Bryce pinched his right nipple as he stroked faster. Bryce imagined the surgeon urging him on. He twisted his nipple before reaching down to stroke the place right in front of his ass, where the delicious pressure always elicited an almost immediate orgasm. As white cum spurted over his chest and across his shoulders, Bryce sighed deeply and thought of his first, wildly satisfying kiss with Tim.
* * * *
Bryce pulled his light blue scrub shirt over his head and stood naked from the waist up in front of his locker at the hospital. He eyed himself in the mirror hanging on the inside of his locker door, scrutinising the black pouches under his eyes and the stray patches of short hair that wouldn’t lay flat against his scalp. Thanks to half a bottle of whisky, three beers, and a ten-hour shift, he looked like hell. He lowered his gaze and smoothed his palms over his lower abdomen, tangling his fingers in the short, dark hairs protruding from the elastic band of his pants. He’d been too lazy, and drunk, to shower either the night before or that morning before work, and the dried remnants of last night’s fantasy still clung to him.

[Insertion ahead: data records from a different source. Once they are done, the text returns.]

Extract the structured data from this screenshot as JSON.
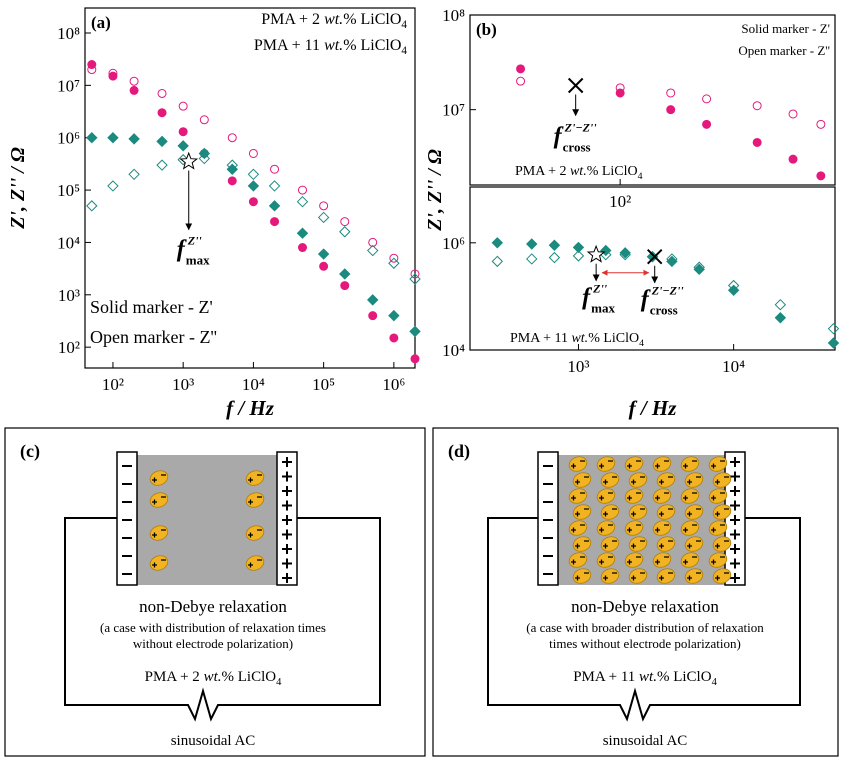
{
  "chart_data": [
    {
      "type": "scatter",
      "panel_label": "(a)",
      "log_x": true,
      "log_y": true,
      "ylabel": "Z', Z'' / Ω",
      "xlabel": "f / Hz",
      "xlim": [
        40,
        2000000
      ],
      "xticks": [
        {
          "value": 100,
          "label": "10²"
        },
        {
          "value": 1000,
          "label": "10³"
        },
        {
          "value": 10000,
          "label": "10⁴"
        },
        {
          "value": 100000,
          "label": "10⁵"
        },
        {
          "value": 1000000,
          "label": "10⁶"
        }
      ],
      "ylim": [
        40,
        300000000
      ],
      "yticks": [
        {
          "value": 100,
          "label": "10²"
        },
        {
          "value": 1000,
          "label": "10³"
        },
        {
          "value": 10000,
          "label": "10⁴"
        },
        {
          "value": 100000,
          "label": "10⁵"
        },
        {
          "value": 1000000,
          "label": "10⁶"
        },
        {
          "value": 10000000,
          "label": "10⁷"
        },
        {
          "value": 100000000,
          "label": "10⁸"
        }
      ],
      "notes": [
        "Solid marker - Z'",
        "Open marker - Z''"
      ],
      "series": [
        {
          "name": "PMA + 2 wt.% LiClO4",
          "color": "#e5197c",
          "marker": "circle",
          "x": [
            50,
            100,
            200,
            500,
            1000,
            2000,
            5000,
            10000,
            20000,
            50000,
            100000,
            200000,
            500000,
            1000000,
            2000000
          ],
          "z_real": [
            25000000,
            15000000,
            8000000,
            3000000,
            1300000,
            500000,
            150000,
            60000,
            25000,
            8000,
            3500,
            1500,
            400,
            150,
            60
          ],
          "z_imag": [
            20000000,
            17000000,
            12000000,
            7000000,
            4000000,
            2200000,
            1000000,
            500000,
            250000,
            100000,
            50000,
            25000,
            10000,
            5000,
            2500
          ]
        },
        {
          "name": "PMA + 11 wt.% LiClO4",
          "color": "#1b8a7f",
          "marker": "diamond",
          "x": [
            50,
            100,
            200,
            500,
            1000,
            2000,
            5000,
            10000,
            20000,
            50000,
            100000,
            200000,
            500000,
            1000000,
            2000000
          ],
          "z_real": [
            1000000,
            1000000,
            950000,
            850000,
            700000,
            500000,
            250000,
            120000,
            50000,
            15000,
            6000,
            2500,
            800,
            400,
            200
          ],
          "z_imag": [
            50000,
            120000,
            200000,
            300000,
            380000,
            400000,
            300000,
            200000,
            120000,
            60000,
            30000,
            16000,
            7000,
            4000,
            2000
          ]
        }
      ],
      "annotations": [
        {
          "kind": "star",
          "x": 1200,
          "y": 350000,
          "f": "f",
          "sub": "max",
          "sup": "Z''"
        }
      ]
    },
    {
      "type": "scatter",
      "panel_label": "(b)",
      "log_x": true,
      "log_y": true,
      "ylabel": "Z', Z'' / Ω",
      "xlim": [
        30,
        560
      ],
      "xticks": [
        {
          "value": 100,
          "label": "10²"
        }
      ],
      "ylim": [
        1600000,
        100000000
      ],
      "yticks": [
        {
          "value": 10000000,
          "label": "10⁷"
        },
        {
          "value": 100000000,
          "label": "10⁸"
        }
      ],
      "notes": [
        "Solid marker - Z'",
        "Open marker - Z''"
      ],
      "series": [
        {
          "name": "PMA + 2 wt.% LiClO4",
          "color": "#e5197c",
          "marker": "circle",
          "x": [
            45,
            100,
            150,
            200,
            300,
            400,
            500
          ],
          "z_real": [
            27000000,
            15000000,
            10000000,
            7000000,
            4500000,
            3000000,
            2000000
          ],
          "z_imag": [
            20000000,
            17000000,
            15000000,
            13000000,
            11000000,
            9000000,
            7000000
          ]
        }
      ],
      "annotations": [
        {
          "kind": "cross",
          "x": 70,
          "y": 18000000,
          "f": "f",
          "sub": "cross",
          "sup": "Z'−Z''"
        }
      ]
    },
    {
      "type": "scatter",
      "log_x": true,
      "log_y": true,
      "xlabel": "f / Hz",
      "xlim": [
        200,
        45000
      ],
      "xticks": [
        {
          "value": 1000,
          "label": "10³"
        },
        {
          "value": 10000,
          "label": "10⁴"
        }
      ],
      "ylim": [
        10000,
        11000000
      ],
      "yticks": [
        {
          "value": 10000,
          "label": "10⁴"
        },
        {
          "value": 1000000,
          "label": "10⁶"
        }
      ],
      "series": [
        {
          "name": "PMA + 11 wt.% LiClO4",
          "color": "#1b8a7f",
          "marker": "diamond",
          "x": [
            300,
            500,
            700,
            1000,
            1500,
            2000,
            3000,
            4000,
            6000,
            10000,
            20000,
            44000
          ],
          "z_real": [
            1000000,
            950000,
            900000,
            820000,
            720000,
            650000,
            550000,
            450000,
            320000,
            130000,
            40000,
            13500
          ],
          "z_imag": [
            450000,
            500000,
            530000,
            570000,
            600000,
            600000,
            550000,
            500000,
            350000,
            160000,
            70000,
            25000
          ]
        }
      ],
      "annotations": [
        {
          "kind": "star",
          "x": 1300,
          "y": 600000,
          "f": "f",
          "sub": "max",
          "sup": "Z''"
        },
        {
          "kind": "cross",
          "x": 3100,
          "y": 550000,
          "f": "f",
          "sub": "cross",
          "sup": "Z'−Z''"
        }
      ]
    }
  ],
  "diagrams": [
    {
      "label": "(c)",
      "title": "non-Debye relaxation",
      "note_lines": [
        "(a case with distribution of relaxation times",
        "without electrode polarization)"
      ],
      "sample": "PMA + 2 wt.% LiClO4",
      "source": "sinusoidal AC"
    },
    {
      "label": "(d)",
      "title": "non-Debye relaxation",
      "note_lines": [
        "(a case with broader distribution of relaxation",
        "times without electrode polarization)"
      ],
      "sample": "PMA + 11 wt.% LiClO4",
      "source": "sinusoidal AC"
    }
  ]
}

Bryce shook his head. There was a reason he looked like hell—Tim.
Bryce had a million questions. But Tim would need his rest, and he certainly wouldn’t be in any shape to talk. Besides, what would Bryce say to him? ‘Sorry, bro’ was about all he could think of—but that wouldn’t be apology enough, not by a long shot.
Bryce gathered his change of clothes, shorts and white shirt, in his arms and dropped them unceremoniously on the floor in front of him. He settled onto the low bench and lowered his face into his hands. He didn’t give a shit if his clothes were dirty or wrinkled—they’d be soaked through with sweat by the time he walked home anyway, since his bike was still smashed, unusable and had now likely been cannibalised for spare parts by someone from one of the city’s hipster bike shops. And he still looked like hell. Dirty, wrinkled clothes would have to suit him.